We reviewed the literature and identified eight patients who developed gait disturbances or postural instabilities following a focal lesion in the frontal lobe. As the present case, seven of the eight patients had lesions in the mesial frontal lobe (Table 1) [14‐21]. They developed various gait disturbances, inducing ataxic gait, shuffling gait, astasia, or FOG. At least four patients have been reported who developed FOG following a mesial frontal lesion associated with cortical vein thrombosis, lymphoma, or infarction [18‐21]. However, they had additional neurological deficits that may disturb locomotor initiation (e.g. short steps, severe leg bradykinesia, spastic paraplegia, paratonia, retropulsion, loss of postural reflexes, and balance disturbance).
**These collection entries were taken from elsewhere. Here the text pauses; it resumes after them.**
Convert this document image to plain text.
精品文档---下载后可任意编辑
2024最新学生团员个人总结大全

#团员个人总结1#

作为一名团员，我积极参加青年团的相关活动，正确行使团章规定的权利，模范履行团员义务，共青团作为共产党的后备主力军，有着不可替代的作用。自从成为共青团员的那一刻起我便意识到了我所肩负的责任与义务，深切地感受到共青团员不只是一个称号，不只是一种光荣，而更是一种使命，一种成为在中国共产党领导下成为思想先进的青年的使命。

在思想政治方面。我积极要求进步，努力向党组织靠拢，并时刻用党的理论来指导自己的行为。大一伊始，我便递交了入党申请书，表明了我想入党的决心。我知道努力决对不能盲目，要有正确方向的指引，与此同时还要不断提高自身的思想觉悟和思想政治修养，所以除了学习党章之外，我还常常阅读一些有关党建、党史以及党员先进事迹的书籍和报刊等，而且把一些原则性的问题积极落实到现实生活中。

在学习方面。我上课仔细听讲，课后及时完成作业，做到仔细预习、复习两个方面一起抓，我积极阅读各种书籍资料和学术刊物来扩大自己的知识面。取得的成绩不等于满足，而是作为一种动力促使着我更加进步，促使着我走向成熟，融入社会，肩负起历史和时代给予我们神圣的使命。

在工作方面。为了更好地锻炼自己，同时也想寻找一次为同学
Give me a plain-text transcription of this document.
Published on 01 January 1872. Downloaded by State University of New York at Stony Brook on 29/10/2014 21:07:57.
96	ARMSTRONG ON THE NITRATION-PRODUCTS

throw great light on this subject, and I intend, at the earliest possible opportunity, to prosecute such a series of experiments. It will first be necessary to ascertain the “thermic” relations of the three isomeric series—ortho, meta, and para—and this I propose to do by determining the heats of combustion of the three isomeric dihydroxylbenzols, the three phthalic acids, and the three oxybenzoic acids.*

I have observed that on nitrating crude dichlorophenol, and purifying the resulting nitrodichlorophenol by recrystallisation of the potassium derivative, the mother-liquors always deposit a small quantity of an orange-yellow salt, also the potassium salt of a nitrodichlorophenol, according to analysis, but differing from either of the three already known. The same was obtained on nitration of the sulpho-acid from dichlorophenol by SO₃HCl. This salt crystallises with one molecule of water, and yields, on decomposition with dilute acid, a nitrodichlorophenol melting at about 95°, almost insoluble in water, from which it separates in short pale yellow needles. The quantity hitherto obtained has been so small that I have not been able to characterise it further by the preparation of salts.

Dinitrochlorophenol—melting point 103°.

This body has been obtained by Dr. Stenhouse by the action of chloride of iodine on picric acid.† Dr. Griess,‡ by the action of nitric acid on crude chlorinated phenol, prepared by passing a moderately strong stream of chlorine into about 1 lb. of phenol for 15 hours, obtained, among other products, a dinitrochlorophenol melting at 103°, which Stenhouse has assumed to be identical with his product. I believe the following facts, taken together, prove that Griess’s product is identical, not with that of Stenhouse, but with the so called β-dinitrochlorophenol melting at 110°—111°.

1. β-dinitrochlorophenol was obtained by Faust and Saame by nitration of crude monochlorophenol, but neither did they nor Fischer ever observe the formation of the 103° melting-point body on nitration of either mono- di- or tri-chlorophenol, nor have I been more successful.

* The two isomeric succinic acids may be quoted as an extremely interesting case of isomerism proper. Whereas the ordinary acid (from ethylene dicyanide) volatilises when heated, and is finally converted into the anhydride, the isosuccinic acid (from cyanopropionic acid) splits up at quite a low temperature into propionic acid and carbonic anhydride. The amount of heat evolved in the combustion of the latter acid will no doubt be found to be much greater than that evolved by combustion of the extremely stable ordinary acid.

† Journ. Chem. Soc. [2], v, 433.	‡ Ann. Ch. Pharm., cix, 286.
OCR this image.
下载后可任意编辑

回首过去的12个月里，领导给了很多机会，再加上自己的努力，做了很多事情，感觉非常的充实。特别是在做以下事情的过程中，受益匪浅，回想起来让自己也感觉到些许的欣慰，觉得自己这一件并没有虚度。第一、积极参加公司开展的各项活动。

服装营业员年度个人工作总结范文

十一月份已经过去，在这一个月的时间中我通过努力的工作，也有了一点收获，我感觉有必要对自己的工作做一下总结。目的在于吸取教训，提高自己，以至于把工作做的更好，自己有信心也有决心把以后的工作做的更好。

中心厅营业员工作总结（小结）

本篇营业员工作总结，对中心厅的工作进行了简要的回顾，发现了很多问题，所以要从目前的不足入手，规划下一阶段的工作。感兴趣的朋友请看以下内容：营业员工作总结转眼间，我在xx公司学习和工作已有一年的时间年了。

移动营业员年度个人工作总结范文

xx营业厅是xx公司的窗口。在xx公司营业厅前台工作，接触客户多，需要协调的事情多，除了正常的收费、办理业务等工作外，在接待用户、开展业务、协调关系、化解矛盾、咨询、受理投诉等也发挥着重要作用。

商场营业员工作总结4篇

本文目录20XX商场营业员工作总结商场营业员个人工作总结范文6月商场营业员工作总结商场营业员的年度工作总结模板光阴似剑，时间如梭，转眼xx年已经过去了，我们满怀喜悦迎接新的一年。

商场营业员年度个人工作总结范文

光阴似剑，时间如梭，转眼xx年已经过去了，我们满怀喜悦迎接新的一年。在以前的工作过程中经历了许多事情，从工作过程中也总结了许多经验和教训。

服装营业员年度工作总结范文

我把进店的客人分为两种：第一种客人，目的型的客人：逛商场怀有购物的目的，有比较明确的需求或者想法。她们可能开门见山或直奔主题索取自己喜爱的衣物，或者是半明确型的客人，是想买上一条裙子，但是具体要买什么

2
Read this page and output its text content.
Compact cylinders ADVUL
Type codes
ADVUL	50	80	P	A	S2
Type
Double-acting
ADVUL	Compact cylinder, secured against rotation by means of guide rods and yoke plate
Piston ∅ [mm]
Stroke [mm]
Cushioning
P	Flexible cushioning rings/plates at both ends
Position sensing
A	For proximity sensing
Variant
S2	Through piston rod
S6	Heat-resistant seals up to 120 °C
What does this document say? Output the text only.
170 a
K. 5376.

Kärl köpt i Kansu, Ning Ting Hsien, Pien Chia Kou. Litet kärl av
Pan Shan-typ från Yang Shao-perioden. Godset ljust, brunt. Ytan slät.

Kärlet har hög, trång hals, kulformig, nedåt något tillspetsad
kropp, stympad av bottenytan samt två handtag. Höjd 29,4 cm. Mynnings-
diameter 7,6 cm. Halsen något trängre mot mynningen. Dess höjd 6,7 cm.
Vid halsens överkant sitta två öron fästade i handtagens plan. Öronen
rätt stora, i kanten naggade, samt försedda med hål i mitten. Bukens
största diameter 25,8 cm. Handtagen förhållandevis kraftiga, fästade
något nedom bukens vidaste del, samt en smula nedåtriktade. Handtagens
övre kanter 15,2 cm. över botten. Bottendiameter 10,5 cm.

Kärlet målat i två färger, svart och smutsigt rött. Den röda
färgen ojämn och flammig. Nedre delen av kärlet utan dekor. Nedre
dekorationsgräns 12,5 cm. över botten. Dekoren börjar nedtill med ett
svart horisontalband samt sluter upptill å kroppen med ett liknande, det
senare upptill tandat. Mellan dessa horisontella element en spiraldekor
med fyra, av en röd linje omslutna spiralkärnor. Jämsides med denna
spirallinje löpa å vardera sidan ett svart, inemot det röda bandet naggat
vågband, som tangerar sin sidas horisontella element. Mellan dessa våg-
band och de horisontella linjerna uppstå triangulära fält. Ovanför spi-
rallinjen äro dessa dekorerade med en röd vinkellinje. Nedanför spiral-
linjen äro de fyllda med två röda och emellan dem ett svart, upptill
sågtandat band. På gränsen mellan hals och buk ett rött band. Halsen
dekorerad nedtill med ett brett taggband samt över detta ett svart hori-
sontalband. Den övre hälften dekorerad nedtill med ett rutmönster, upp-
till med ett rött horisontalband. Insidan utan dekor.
The presented patient developed isolated paroxysmal FOG associated with mesial frontal TIAs. This finding indicates that the mesialfrontal lobe, probably the supplementary motor area, generates a neuronal command for the initiation of locomotion. The mesial frontal lobe lesion seemed to disrupt transmission of a locomotor initiation command from the mesial frontal cortex to the locomotor pattern generators in the subcortical (e.g. nucleus accumbens and ventral pallidum), brainstem (e.g. pedunculopontine nucleus, cuneiform nucleus, and subcuneiform nucleus),and spinal cord [1, 22].